Editor’s note: A version of this column first appeared in the author’s Substack.
Earlier this month, seemingly everyone was talking about Rose Horowitch’s October Atlantic article, The Elite College Students Who Can’t Read Books.
Horowitch’s argument is as follows: The way we teach literature has changed drastically over the past 20 years, which has resulted in a severe literacy deficit for our kids once they arrive at college.
The gist? Students in grades six through 12 are no longer required to read entire books.
Due to reforms starting with No Child Left Behind, the educational system moved away from book-reading and instead toward assigning our children “short informational passages, followed by questions about the author’s main idea–mimicking the format of standardized reading-comprehension tests.”
When I began teaching in Evanston in 2010, the idea of the whole-class novel was very taboo.
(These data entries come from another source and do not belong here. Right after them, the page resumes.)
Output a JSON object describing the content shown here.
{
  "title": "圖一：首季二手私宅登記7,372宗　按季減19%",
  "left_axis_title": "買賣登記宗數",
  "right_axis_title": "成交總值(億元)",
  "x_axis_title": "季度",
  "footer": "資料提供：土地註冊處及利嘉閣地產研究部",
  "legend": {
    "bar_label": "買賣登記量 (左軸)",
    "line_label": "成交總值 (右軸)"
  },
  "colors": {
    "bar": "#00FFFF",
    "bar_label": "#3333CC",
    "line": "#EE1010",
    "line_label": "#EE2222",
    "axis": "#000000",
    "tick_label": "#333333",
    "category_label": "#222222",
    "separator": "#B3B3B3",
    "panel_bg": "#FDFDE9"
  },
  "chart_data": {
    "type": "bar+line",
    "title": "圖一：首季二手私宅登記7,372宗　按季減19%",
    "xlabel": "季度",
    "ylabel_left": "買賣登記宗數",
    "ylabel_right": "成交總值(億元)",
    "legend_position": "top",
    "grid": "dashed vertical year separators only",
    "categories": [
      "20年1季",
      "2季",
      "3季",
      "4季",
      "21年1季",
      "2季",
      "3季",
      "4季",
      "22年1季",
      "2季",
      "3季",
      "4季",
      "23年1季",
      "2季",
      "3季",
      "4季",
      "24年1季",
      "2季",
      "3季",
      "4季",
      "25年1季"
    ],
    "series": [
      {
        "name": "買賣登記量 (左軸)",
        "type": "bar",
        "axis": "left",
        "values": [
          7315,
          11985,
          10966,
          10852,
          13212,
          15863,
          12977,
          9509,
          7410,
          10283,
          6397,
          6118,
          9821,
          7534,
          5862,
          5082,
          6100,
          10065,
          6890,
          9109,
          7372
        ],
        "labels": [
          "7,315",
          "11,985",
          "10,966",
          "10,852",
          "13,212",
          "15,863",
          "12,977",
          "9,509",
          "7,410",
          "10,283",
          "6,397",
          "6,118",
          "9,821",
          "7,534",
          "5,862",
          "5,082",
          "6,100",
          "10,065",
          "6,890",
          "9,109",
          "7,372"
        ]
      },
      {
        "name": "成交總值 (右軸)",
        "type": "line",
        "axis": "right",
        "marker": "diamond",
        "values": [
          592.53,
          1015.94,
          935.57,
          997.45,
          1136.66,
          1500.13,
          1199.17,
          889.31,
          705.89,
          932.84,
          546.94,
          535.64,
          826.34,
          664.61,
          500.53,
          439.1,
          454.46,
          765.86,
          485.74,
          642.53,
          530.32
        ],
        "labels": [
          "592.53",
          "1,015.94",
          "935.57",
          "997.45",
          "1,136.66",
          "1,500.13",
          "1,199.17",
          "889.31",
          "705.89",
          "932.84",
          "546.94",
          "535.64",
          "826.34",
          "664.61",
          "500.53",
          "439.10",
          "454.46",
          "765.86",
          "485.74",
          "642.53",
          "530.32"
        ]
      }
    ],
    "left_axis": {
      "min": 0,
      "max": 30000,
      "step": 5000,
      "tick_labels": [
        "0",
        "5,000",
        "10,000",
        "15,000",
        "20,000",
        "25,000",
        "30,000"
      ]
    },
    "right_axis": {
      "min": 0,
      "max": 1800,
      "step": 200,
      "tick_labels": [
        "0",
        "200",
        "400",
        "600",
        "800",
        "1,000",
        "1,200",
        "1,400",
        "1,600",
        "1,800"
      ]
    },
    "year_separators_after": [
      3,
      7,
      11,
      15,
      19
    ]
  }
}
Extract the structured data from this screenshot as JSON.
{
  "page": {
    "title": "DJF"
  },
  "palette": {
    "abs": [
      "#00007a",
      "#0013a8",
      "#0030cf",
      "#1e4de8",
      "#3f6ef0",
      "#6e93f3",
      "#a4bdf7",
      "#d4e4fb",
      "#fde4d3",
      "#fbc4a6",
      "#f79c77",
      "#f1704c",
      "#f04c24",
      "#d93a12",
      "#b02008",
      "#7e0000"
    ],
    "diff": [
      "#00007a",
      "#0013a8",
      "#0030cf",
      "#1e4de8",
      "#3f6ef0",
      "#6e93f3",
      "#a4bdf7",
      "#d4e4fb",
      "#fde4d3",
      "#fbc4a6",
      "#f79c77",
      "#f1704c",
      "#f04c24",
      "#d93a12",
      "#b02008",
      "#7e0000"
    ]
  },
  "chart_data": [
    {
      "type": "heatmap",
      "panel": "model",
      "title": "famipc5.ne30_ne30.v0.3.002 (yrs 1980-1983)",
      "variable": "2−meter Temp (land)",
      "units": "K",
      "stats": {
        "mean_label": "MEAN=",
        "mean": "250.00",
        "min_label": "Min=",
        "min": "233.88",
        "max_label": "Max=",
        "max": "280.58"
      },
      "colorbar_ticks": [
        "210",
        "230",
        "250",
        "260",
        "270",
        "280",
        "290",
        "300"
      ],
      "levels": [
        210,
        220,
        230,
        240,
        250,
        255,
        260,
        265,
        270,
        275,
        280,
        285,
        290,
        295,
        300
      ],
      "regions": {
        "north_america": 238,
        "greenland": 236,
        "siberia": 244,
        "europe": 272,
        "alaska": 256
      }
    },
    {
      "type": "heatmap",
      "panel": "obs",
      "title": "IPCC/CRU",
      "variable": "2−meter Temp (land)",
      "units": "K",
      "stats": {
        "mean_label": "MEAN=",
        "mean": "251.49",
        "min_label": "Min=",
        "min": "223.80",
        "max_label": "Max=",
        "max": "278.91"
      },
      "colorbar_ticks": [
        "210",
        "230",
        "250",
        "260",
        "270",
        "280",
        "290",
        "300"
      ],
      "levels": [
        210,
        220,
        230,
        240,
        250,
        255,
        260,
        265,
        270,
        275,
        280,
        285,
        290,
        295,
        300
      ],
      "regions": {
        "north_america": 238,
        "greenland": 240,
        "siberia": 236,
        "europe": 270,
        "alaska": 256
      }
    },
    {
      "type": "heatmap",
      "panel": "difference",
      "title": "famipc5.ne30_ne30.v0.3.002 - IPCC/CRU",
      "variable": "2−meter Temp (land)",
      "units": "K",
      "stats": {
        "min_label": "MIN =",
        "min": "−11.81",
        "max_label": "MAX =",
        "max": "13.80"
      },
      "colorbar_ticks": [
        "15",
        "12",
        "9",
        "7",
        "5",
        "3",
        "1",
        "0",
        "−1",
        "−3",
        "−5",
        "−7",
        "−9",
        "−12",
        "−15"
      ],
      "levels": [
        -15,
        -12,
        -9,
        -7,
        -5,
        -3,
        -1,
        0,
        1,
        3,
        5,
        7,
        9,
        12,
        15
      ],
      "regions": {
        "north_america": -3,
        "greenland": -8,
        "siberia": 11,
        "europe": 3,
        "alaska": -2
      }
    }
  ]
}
Teachers who assigned whole-class novels were seen as archaic and viewed as pariahs by the curriculum and instruction department.
This move away from “teaching books” came on the heels of a few studies, including one by the American Library Association, specifically The Journal of Research on Libraries and Young Adults, whose 2015 analysis, The Impact of Assigned Reading on Reading Pleasure in Young Adults, emphasized, “For sixth-grade students, motivation to read was tied to students being able to choose what they read and having good choices available. These students’ most negative experiences were ‘directly related to assigned reading,’ which they found difficult to understand and boring.”
Enter Lucy Calkins and her reading workshop model!
Calkins’ method, which focused on unit-based genre study with students mainly reading independently and at their level, as well as in book clubs, has now been largely discredited and replaced by curriculums based on The Science of Reading.
Long story short, the workshop model alone is not appropriate for children learning how to read, as research is abundantly clear; children need explicit phonemic awareness, phonics and fluency instruction.
But once kids know how to read, they should arguably have practice doing exactly that, reading books. The reading workshop model encouraged students to read independently, in the hopes of creating lifelong readers.
The National Council of Teachers of English defines independent reading as “a routine, protected instructional practice that occurs across all grade levels.” It goes on to state that “effective independent reading practices include time for students to read, access to books that represent a wide range of characters and experiences, and support within a reading community that includes teachers and students. The goal of independent reading as an instructional practice is to build habitual readers with conscious reading identities.”
Personally, I found the reading workshop model to be highly effective for middle schoolers. Those students who required intervention beyond and in addition to independent reading were easily pulled to the back table a couple of days a week to receive explicit instruction in small groups.
My students read what they wanted, with my guidance, and were all reading entire books, building stamina and, according to Horowitch, empathy.
“Books can cultivate a sophisticated form of empathy, transporting a reader into the mind of someone who lived hundreds of years ago, or a person who lives in a radically different context from the reader’s own,” she wrote.
This idea of building empathy through reading is paramount. Locally, we have invested in social emotional learning and wholeheartedly support SEL instruction. If a critical way to build empathy is also through reading novels, maybe we should continue encouraging our children to read more.
Our current language arts curriculum here in Evanston/Skokie is called StudySync, which consists of a catalog of texts that includes excerpts from longer novels, with short stories peppered in here and there.
Kids read passages, answer questions and write responses.
Throughout my teaching, I’ve always used excerpts and short stories to model skills. Historically, my students read bite-sized excerpts or chapters from longer novels in small groups. But this was in conjunction with children reading entire books.
According to Horowitch, “private schools, which produce a disproportionate share of elite college students, seem to have been slower to shift away from reading complete volumes” than their public education peers, which leads to what Nicholas Dames, a literature professor at Columbia University, refers to as “a disconcerting reading-skills gap among incoming freshmen” and a fast emerging equity issue.
There is a flip side to all of this. Is it possible that professors who are being forced to assign fewer books in their seminars are seeing other benefits?
Should we start prioritizing quality over quantity when it comes to reading at all educational levels? When Columbia decided to trim down their reading list, it began seeing advantages. Because “even the best-prepared students have probably been skimming some of their reading assignments over the years.”
The StudySync curriculum, on its own and without specialized instructor input, does not prioritize independent reading, nor does it prioritize whole class novels. There exists a tight pacing-guide that educators are held to, in order to cover all the excerpts and short stories, paired with the corresponding reading quizzes and essay questions.
How did we get here? That answer is simple. It all boils down to the way we measure success. Mike Szkolka, a teacher quoted in Horowitch’s piece, argues this: “‘There’s no testing skill that can be related to…Can you sit down and read Tolstoy?’”
If a skill is not easily measured, Horowitch argues, “instructors and district leaders have little incentive to teach it.”
Obviously, this is a broad curricular issue our entire country needs to reckon with.
But I wonder, what kind of readers and thinkers do we as a nation hope to produce?